5. Restart resilience: seed state, simulate Valkey restart (FLUSHALL), trigger reconnect handler, verify all four structures reseed correctly.
6. Reconciliation: corrupt Valkey (random SADD of non-existent mitra, wrong capacity counter, missing entries); run reconciliation sweep; verify convergence to Postgres state.
7. Fallback: disable Valkey mid-test; verify findAvailableMitras falls back to Postgres JOIN query and returns sensible results.

Regression

• All 90/92 existing backend tests should still pass.
• Maestro flows for pairing (ts-customer-*) should pass unchanged.
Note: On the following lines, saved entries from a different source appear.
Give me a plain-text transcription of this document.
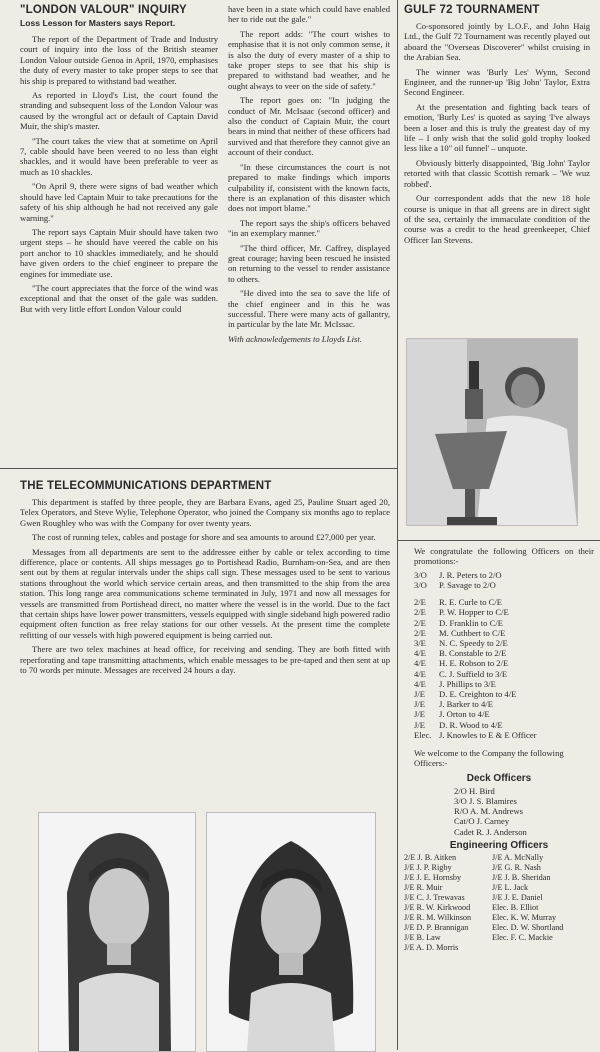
"LONDON VALOUR" INQUIRY
Loss Lesson for Masters says Report.

The report of the Department of Trade and Industry court of inquiry into the loss of the British steamer London Valour outside Genoa in April, 1970, emphasises the duty of every master to take proper steps to see that his ship is prepared to withstand bad weather.

As reported in Lloyd's List, the court found the stranding and subsequent loss of the London Valour was caused by the wrongful act or default of Captain David Muir, the ship's master.

"The court takes the view that at sometime on April 7, cable should have been veered to no less than eight shackles, and it would have been preferable to veer as much as 10 shackles.

"On April 9, there were signs of bad weather which should have led Captain Muir to take precautions for the safety of his ship although he had not received any gale warning."

The report says Captain Muir should have taken two urgent steps – he should have veered the cable on his port anchor to 10 shackles immediately, and he should have given orders to the chief engineer to prepare the engines for immediate use.

"The court appreciates that the force of the wind was exceptional and that the onset of the gale was sudden. But with very little effort London Valour could

have been in a state which could have enabled her to ride out the gale."

The report adds: "The court wishes to emphasise that it is not only common sense, it is also the duty of every master of a ship to take proper steps to see that his ship is prepared to withstand bad weather, and he ought always to veer on the side of safety."

The report goes on: "In judging the conduct of Mr. McIsaac (second officer) and also the conduct of Captain Muir, the court bears in mind that neither of these officers had survived and that therefore they cannot give an account of their conduct.

"In these circumstances the court is not prepared to make findings which imports culpability if, consistent with the known facts, there is an explanation of this disaster which does not import blame."

The report says the ship's officers behaved "in an exemplary manner."

"The third officer, Mr. Caffrey, displayed great courage; having been rescued he insisted on returning to the vessel to render assistance to others.

"He dived into the sea to save the life of the chief engineer and in this he was successful. There were many acts of gallantry, in particular by the late Mr. McIssac.

With acknowledgements to Lloyds List.

GULF 72 TOURNAMENT

Co-sponsored jointly by L.O.F., and John Haig Ltd., the Gulf 72 Tournament was recently played out aboard the "Overseas Discoverer" whilst cruising in the Arabian Sea.

The winner was 'Burly Les' Wynn, Second Engineer, and the runner-up 'Big John' Taylor, Extra Second Engineer.

At the presentation and fighting back tears of emotion, 'Burly Les' is quoted as saying 'I've always been a loser and this is truly the greatest day of my life – I only wish that the solid gold trophy looked less like a 10" oil funnel' – unquote.

Obviously bitterly disappointed, 'Big John' Taylor retorted with that classic Scottish remark – 'We wuz robbed'.

Our correspondent adds that the new 18 hole course is unique in that all greens are in direct sight of the sea, certainly the immaculate condition of the course was a credit to the head greenkeeper, Chief Officer Ian Stevens.

THE TELECOMMUNICATIONS DEPARTMENT

This department is staffed by three people, they are Barbara Evans, aged 25, Pauline Stuart aged 20, Telex Operators, and Steve Wylie, Telephone Operator, who joined the Company six months ago to replace Gwen Roughley who was with the Company for over twenty years.

The cost of running telex, cables and postage for shore and sea amounts to around £27,000 per year.

Messages from all departments are sent to the addressee either by cable or telex according to time difference, place or contents. All ships messages go to Portishead Radio, Burnham-on-Sea, and are then sent out by them at regular intervals under the ships call sign. These messages used to be sent to various stations throughout the world which service certain areas, and then transmitted to the ship from the area station. This long range area communications scheme terminated in July, 1971 and now all messages for vessels are transmitted from Portishead direct, no matter where the vessel is in the world. Due to the fact that certain ships have lower power transmitters, vessels equipped with single sideband high powered radio equipment often function as free relay stations for our other vessels. At the present time the complete refitting of our vessels with high powered equipment is being carried out.

There are two telex machines at head office, for receiving and sending. They are both fitted with reperforating and tape transmitting attachments, which enable messages to be pre-taped and then sent at up to 70 words per minute. Messages are received 24 hours a day.

We congratulate the following Officers on their promotions:-

3/O	J. R. Peters to 2/O
3/O	P. Savage to 2/O
2/E	R. E. Curle to C/E
2/E	P. W. Hopper to C/E
2/E	D. Franklin to C/E
2/E	M. Cuthbert to C/E
3/E	N. C. Speedy to 2/E
4/E	B. Constable to 2/E
4/E	H. E. Robson to 2/E
4/E	C. J. Suffield to 3/E
4/E	J. Phillips to 3/E
J/E	D. E. Creighton to 4/E
J/E	J. Barker to 4/E
J/E	J. Orton to 4/E
J/E	D. R. Wood to 4/E
Elec. J. Knowles to E & E Officer

We welcome to the Company the following Officers:-

Deck Officers
2/O H. Bird
3/O J. S. Blamires
R/O A. M. Andrews
Cat/O J. Carney
Cadet R. J. Anderson
Engineering Officers
2/E J. B. Aitken	J/E A. McNally
J/E J. P. Rigby	J/E G. R. Nash
J/E J. E. Hornsby	J/E J. B. Sheridan
J/E R. Muir	J/E L. Jack
J/E C. J. Trewavas	J/E J. E. Daniel
J/E R. W. Kirkwood	Elec. B. Elliot
J/E R. M. Wilkinson	Elec. K. W. Murray
J/E D. P. Brannigan	Elec. D. W. Shortland
J/E B. Law	Elec. F. C. Mackie
J/E A. D. Morris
Decisions (locked 2026-05-25)

1. revokeAllAuthSessions(mitraId) added to updateMitraStatus in the same PR. Bounds the deactivation gap to access-token TTL across all mitra routes (not just heartbeat).
2. Prod Valkey: Memorystore for Valkey, Standard tier (HA with replica, smallest available capacity ~1GB). Built-in replication keeps heartbeat timestamps live across failover. Staging/dev can run Basic tier — the reseed-from-Postgres flow handles cold-cache restarts correctly either way.
3. Keep last_heartbeat_at column. Written by the 60s batched mirror; remains available for operator forensics ("when was X last seen?"). Drop only if a future audit confirms no consumer reads it.

Future phases (deferred)

• Heartbeat → Valkey TTL with keyspace notifications. Replace timestamp-comparison sweep with notify-keyspace-events Ex → instant detection of expired heartbeats. Requires Memorystore config change + a subscriber. Defer until 30s detection lag is the visible bottleneck.
• Leader-elected mirror/sweep. Use a Valkey-NX lease so only one instance runs each background job. ~15 LOC each. Defer until the redundant work shows up in metrics.